Thursday, 20 September 2012

All Time Classic:Fantastic Four #262 'The Trial of Reed Richards'

This issue just has to be one of the greatest comics of the 1980's, I just read it again over the weekend and had forgotten how good it was.It's almost like it takes every major concept Kirby created for the Fantastic Four in the 1960's and it just grabs that ball and runs with it.
      Sure, Byrne's figures are sleeker and a little more elegant, than Kirby's, with his ultra dynamic posing and robust powerful figure work, but this story remains true, to the flavour of what Lee, and more so Kirby, envisioned to be the cosmos as it exists within the Marvel Universe.
      The plot; Richards is made to answer for saving the life of the planet devourer Galactus back in issue 245 (I think) and is put on trial for his actions.After Galactus' life was saved he only went off and destroyed the Skrull throneworld killing 8 million beings, as you do, this is the reason Rchards is on trial.
       The jury is mostly composed of other races that have survived Galactus' assault on their world, so it's pretty obvious that Richards will be found guilty.
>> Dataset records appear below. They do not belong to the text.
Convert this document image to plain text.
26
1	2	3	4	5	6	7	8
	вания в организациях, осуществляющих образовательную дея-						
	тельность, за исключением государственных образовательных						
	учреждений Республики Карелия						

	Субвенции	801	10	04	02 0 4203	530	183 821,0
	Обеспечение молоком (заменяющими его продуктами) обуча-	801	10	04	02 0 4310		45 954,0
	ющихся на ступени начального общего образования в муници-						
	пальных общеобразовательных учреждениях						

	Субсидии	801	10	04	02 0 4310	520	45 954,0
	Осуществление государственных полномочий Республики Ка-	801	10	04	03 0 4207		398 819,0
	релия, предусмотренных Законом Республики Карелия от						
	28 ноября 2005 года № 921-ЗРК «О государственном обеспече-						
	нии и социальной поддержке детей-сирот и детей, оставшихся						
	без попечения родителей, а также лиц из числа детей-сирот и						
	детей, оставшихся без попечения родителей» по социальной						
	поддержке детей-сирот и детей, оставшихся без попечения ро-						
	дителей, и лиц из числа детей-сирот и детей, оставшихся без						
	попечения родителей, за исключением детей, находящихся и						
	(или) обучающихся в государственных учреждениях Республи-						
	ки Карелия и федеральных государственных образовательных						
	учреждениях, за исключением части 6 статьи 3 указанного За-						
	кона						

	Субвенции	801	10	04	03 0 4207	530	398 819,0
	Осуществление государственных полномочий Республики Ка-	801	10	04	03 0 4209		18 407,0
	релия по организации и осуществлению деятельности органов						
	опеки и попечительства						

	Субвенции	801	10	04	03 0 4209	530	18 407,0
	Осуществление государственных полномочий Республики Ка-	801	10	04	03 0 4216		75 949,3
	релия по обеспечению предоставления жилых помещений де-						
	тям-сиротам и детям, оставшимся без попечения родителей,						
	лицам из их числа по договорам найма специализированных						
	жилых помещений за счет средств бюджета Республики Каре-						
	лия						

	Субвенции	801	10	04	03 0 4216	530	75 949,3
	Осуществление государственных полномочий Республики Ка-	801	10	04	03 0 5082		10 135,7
In the public gallery there is a great assortment of the weirdest looking aliens, kind of like the bar scene from the first Star Wars film, all of them baying for Reed Richards' blood. Richard's pleads guilty to the charges levied against him..This further incites the partisan jury.
       Richards answers that he is merely guilty of the charge of saving Galactus' life, and reasons that Galactus is beyond good and evil and is therefore neutral and that Galactus has a greater role in the universe than merely destroying planets, that there is a higher purpose to his actions in the grand scheme of the cosmos. Princess Lilandra discounts this logical  thought progression of Richhards as 'childs arithmetic' where as the Watcher acting in Richards' defense says 'here this lone human has the intellect to understand the cosmos using simple logic'.
Then Galactus himself shows up telling the court that Richards' is among the few if any mortals he acknowledges as friend, and the interesting scene here is that all the different races perceive Galactus differently as their mortal mind  cannot comprehend a cosmic being of this magnitude.He appears humanoid to us but differently to all the different alien races. this is conveyed wonderfully in a beautiful splash page which shows Byrne at the height of his imaginative and artistic powers.The Watcher warns Galactus that he is doing Richards no favours by appearing at the trial as he is he is inciting the gallery to a combination of fear and hatred.

Galactus and how he is perceived by us and all the other races in a masterful touch by Byrne
The Watcher sends the Torch off to get get Odin of the Norse Pantheon and the assemblage is awe of the being in the presence of a God. He claims that Richards is not guilty of anything as Galactus is a force of nature and not the malevolent being that the assemblage thinks. This cuts some ice and nearly gets Richards off the hook. The final testimony is from Eternity the corporeal form of the universe itself and we are treated to a recounting of Galactus's origin and Eternity explains that Galactus exists to test planets and to weed out planets that do not pass the test, and reiterates that Richards is innocent.The trial ends. The Fantastic Four are returned to Earth.
John Byrne appears in this story as he is at a loose end on what to write in the next issue of Fantastic Four and he is told by the Watcher to recount the tale of the trial of Galactus while it is fresh in his mind as in his words 'such knowledge will fade as it is not meant for mortal minds' (Gotta love the Watcher.) The episode ends on an ominous note as the Watcher says the day Galactus is stopped and defeated , 'Let the universe mourn'.

Final Page;The Watcher and writer/artist John Byrne
Hinting,not so subtly, that it would be the end of everything. A true classic and a fine example of the shared Marvel Universe being used to its full potential, in crafting an intelligent science fiction thriller.